THE SMELL OF A FANCY BALL IN LONDON WAS SWEET wine, sweat, and perfume. In winter, add damp wool to that. It didn’t smell too different from a whorehouse, really.

“I hate seeing her without a gun,” Hawker said.

“Here I thought you didn’t like guns.” Doyle strolled at his side, looking stupid and benign and well-groomed. The quintessence of English aristocrat.
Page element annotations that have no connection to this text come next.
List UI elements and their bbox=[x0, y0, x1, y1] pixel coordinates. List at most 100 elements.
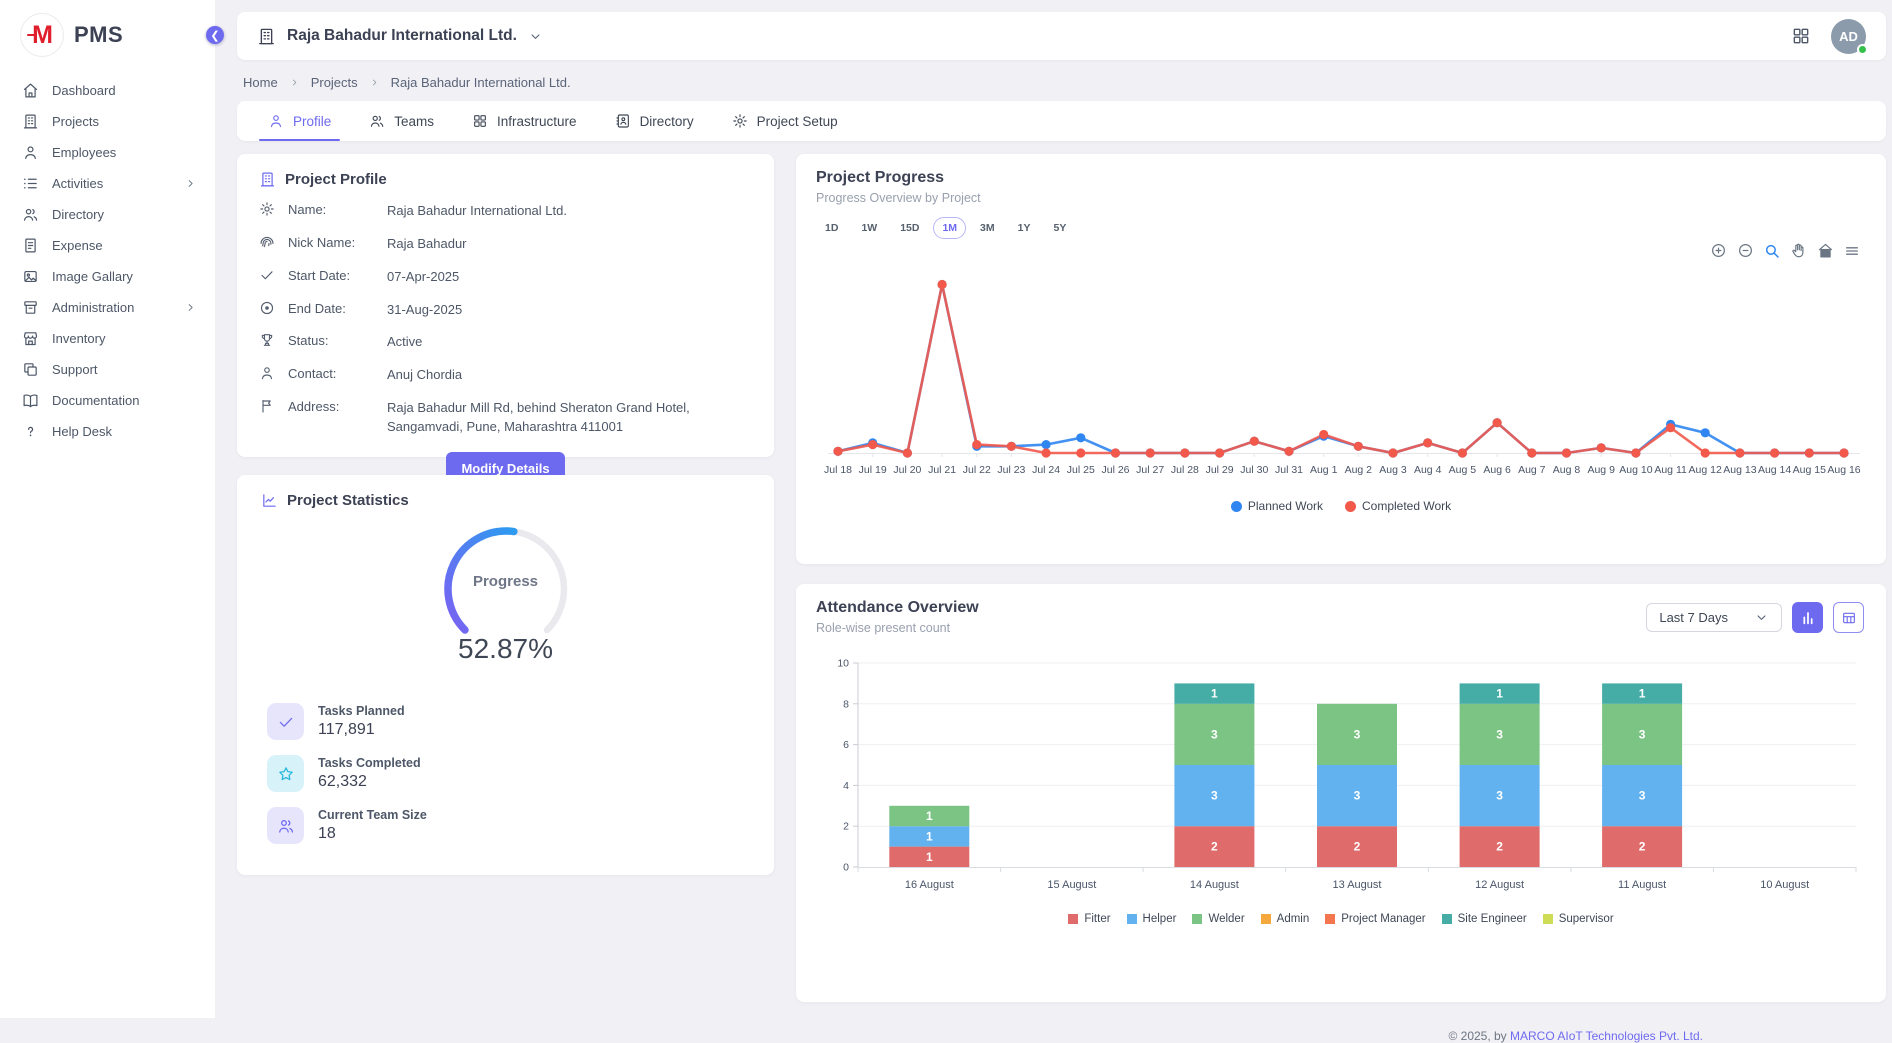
sidebar-item-help-desk[interactable]: Help Desk bbox=[0, 416, 215, 447]
grid-icon[interactable] bbox=[1791, 26, 1811, 46]
legend-planned-work[interactable]: Planned Work bbox=[1231, 499, 1323, 513]
svg-text:3: 3 bbox=[1496, 727, 1503, 741]
footer-company-link[interactable]: MARCO AIoT Technologies Pvt. Ltd. bbox=[1510, 1029, 1703, 1043]
star-icon bbox=[277, 765, 295, 783]
stacked-bar-chart: 024681011116 August15 August233114 Augus… bbox=[816, 651, 1866, 907]
sidebar-item-support[interactable]: Support bbox=[0, 354, 215, 385]
svg-text:Jul 25: Jul 25 bbox=[1067, 464, 1095, 476]
sidebar-item-directory[interactable]: Directory bbox=[0, 199, 215, 230]
stat-label: Current Team Size bbox=[318, 808, 427, 822]
progress-gauge: Progress bbox=[426, 521, 586, 639]
tab-teams[interactable]: Teams bbox=[350, 101, 453, 141]
zoom-in-button[interactable] bbox=[1710, 242, 1727, 259]
magnify-icon bbox=[1764, 243, 1780, 259]
svg-text:3: 3 bbox=[1211, 789, 1218, 803]
app-logo: M PMS bbox=[0, 0, 215, 75]
svg-text:1: 1 bbox=[926, 809, 933, 823]
svg-text:1: 1 bbox=[1496, 687, 1503, 701]
sidebar-item-label: Dashboard bbox=[52, 83, 116, 98]
bar-view-button[interactable] bbox=[1792, 602, 1823, 633]
legend-welder[interactable]: Welder bbox=[1192, 913, 1244, 925]
sidebar-item-inventory[interactable]: Inventory bbox=[0, 323, 215, 354]
legend-fitter[interactable]: Fitter bbox=[1068, 913, 1110, 925]
pan-button[interactable] bbox=[1790, 242, 1807, 259]
field-value: Raja Bahadur bbox=[387, 235, 467, 254]
avatar-initials: AD bbox=[1839, 29, 1858, 44]
project-progress-card: Project Progress Progress Overview by Pr… bbox=[796, 154, 1886, 564]
range-5y[interactable]: 5Y bbox=[1044, 217, 1075, 239]
svg-text:8: 8 bbox=[843, 698, 849, 710]
selection-zoom-button[interactable] bbox=[1764, 243, 1780, 259]
company-selector[interactable]: Raja Bahadur International Ltd. bbox=[257, 27, 543, 46]
linechart-icon bbox=[261, 492, 278, 509]
sidebar-item-expense[interactable]: Expense bbox=[0, 230, 215, 261]
svg-text:Aug 11: Aug 11 bbox=[1654, 464, 1687, 476]
svg-text:10: 10 bbox=[837, 658, 849, 670]
svg-text:Jul 26: Jul 26 bbox=[1101, 464, 1129, 476]
table-view-button[interactable] bbox=[1833, 602, 1864, 633]
stat-label: Tasks Planned bbox=[318, 704, 405, 718]
sidebar-item-administration[interactable]: Administration bbox=[0, 292, 215, 323]
range-15d[interactable]: 15D bbox=[891, 217, 928, 239]
sidebar-item-projects[interactable]: Projects bbox=[0, 106, 215, 137]
tab-label: Project Setup bbox=[757, 114, 838, 129]
reset-home-button[interactable] bbox=[1817, 242, 1834, 259]
zoom-out-button[interactable] bbox=[1737, 242, 1754, 259]
sidebar-item-activities[interactable]: Activities bbox=[0, 168, 215, 199]
sidebar-item-image-gallary[interactable]: Image Gallary bbox=[0, 261, 215, 292]
sidebar-item-documentation[interactable]: Documentation bbox=[0, 385, 215, 416]
field-label: Name: bbox=[288, 202, 374, 217]
svg-text:Aug 15: Aug 15 bbox=[1793, 464, 1826, 476]
range-1m[interactable]: 1M bbox=[933, 217, 966, 239]
svg-text:4: 4 bbox=[843, 780, 849, 792]
legend-label: Fitter bbox=[1084, 913, 1110, 925]
range-1y[interactable]: 1Y bbox=[1009, 217, 1040, 239]
legend-admin[interactable]: Admin bbox=[1261, 913, 1310, 925]
legend-site-engineer[interactable]: Site Engineer bbox=[1442, 913, 1527, 925]
chevR-icon bbox=[184, 177, 197, 190]
tab-project-setup[interactable]: Project Setup bbox=[713, 101, 857, 141]
range-1w[interactable]: 1W bbox=[852, 217, 886, 239]
avatar[interactable]: AD bbox=[1831, 19, 1866, 54]
tab-label: Directory bbox=[640, 114, 694, 129]
logo-circuit-mark bbox=[27, 34, 36, 36]
sidebar-collapse-button[interactable]: ❮ bbox=[206, 26, 224, 44]
people-icon bbox=[369, 113, 385, 129]
gear-icon bbox=[259, 201, 275, 217]
tab-profile[interactable]: Profile bbox=[249, 101, 350, 141]
breadcrumb-home[interactable]: Home bbox=[243, 75, 278, 90]
legend-supervisor[interactable]: Supervisor bbox=[1543, 913, 1614, 925]
svg-text:Jul 20: Jul 20 bbox=[893, 464, 921, 476]
breadcrumb-projects[interactable]: Projects bbox=[311, 75, 358, 90]
tab-directory[interactable]: Directory bbox=[596, 101, 713, 141]
field-label: Start Date: bbox=[288, 268, 374, 283]
legend-project-manager[interactable]: Project Manager bbox=[1325, 913, 1425, 925]
svg-text:12 August: 12 August bbox=[1475, 879, 1524, 891]
svg-text:Aug 10: Aug 10 bbox=[1619, 464, 1652, 476]
menu-button[interactable] bbox=[1844, 243, 1860, 259]
tab-infrastructure[interactable]: Infrastructure bbox=[453, 101, 596, 141]
app-name: PMS bbox=[74, 22, 123, 48]
main-area: Raja Bahadur International Ltd. AD Home P… bbox=[215, 0, 1892, 1018]
svg-text:Jul 23: Jul 23 bbox=[997, 464, 1025, 476]
stat-value: 62,332 bbox=[318, 773, 421, 791]
gear-icon bbox=[732, 113, 748, 129]
legend-completed-work[interactable]: Completed Work bbox=[1345, 499, 1451, 513]
line-chart-svg: Jul 18Jul 19Jul 20Jul 21Jul 22Jul 23Jul … bbox=[816, 245, 1866, 491]
legend-label: Admin bbox=[1277, 913, 1310, 925]
check-icon bbox=[277, 713, 295, 731]
range-1d[interactable]: 1D bbox=[816, 217, 847, 239]
sidebar-item-dashboard[interactable]: Dashboard bbox=[0, 75, 215, 106]
online-status-dot bbox=[1857, 44, 1868, 55]
sidebar-item-employees[interactable]: Employees bbox=[0, 137, 215, 168]
date-range-select[interactable]: Last 7 Days bbox=[1646, 603, 1782, 632]
legend-helper[interactable]: Helper bbox=[1127, 913, 1177, 925]
range-3m[interactable]: 3M bbox=[971, 217, 1004, 239]
profile-field-nick-name: Nick Name:Raja Bahadur bbox=[259, 235, 752, 254]
svg-text:0: 0 bbox=[843, 862, 849, 874]
legend-label: Welder bbox=[1208, 913, 1244, 925]
apps-grid-button[interactable] bbox=[1791, 26, 1811, 46]
svg-text:11 August: 11 August bbox=[1618, 879, 1666, 891]
svg-text:Jul 18: Jul 18 bbox=[824, 464, 852, 476]
chart-toolbar bbox=[1710, 242, 1860, 259]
“I don’t. But Justine does.” He followed the lilac silk weaving through the forest of black coats and pastel debutante gowns. That was Owl, with Séverine beside her, working her way around the reception room. “I let her talk me into sending her in with one wing out of commission and no gun. I must be out of my mind.”

“You and the generality of mankind.”

The Pickerings’ ballroom, reception room, all the antechambers, and every damn room in the place was noisy, crowded, and covered with gilt and mirrors. Overheated, over-scented, overdecorated. Pax and Owl searched, dancer by dancer, wallflower by wallflower, looking into every face, trying to spot one sparrow out of the flock.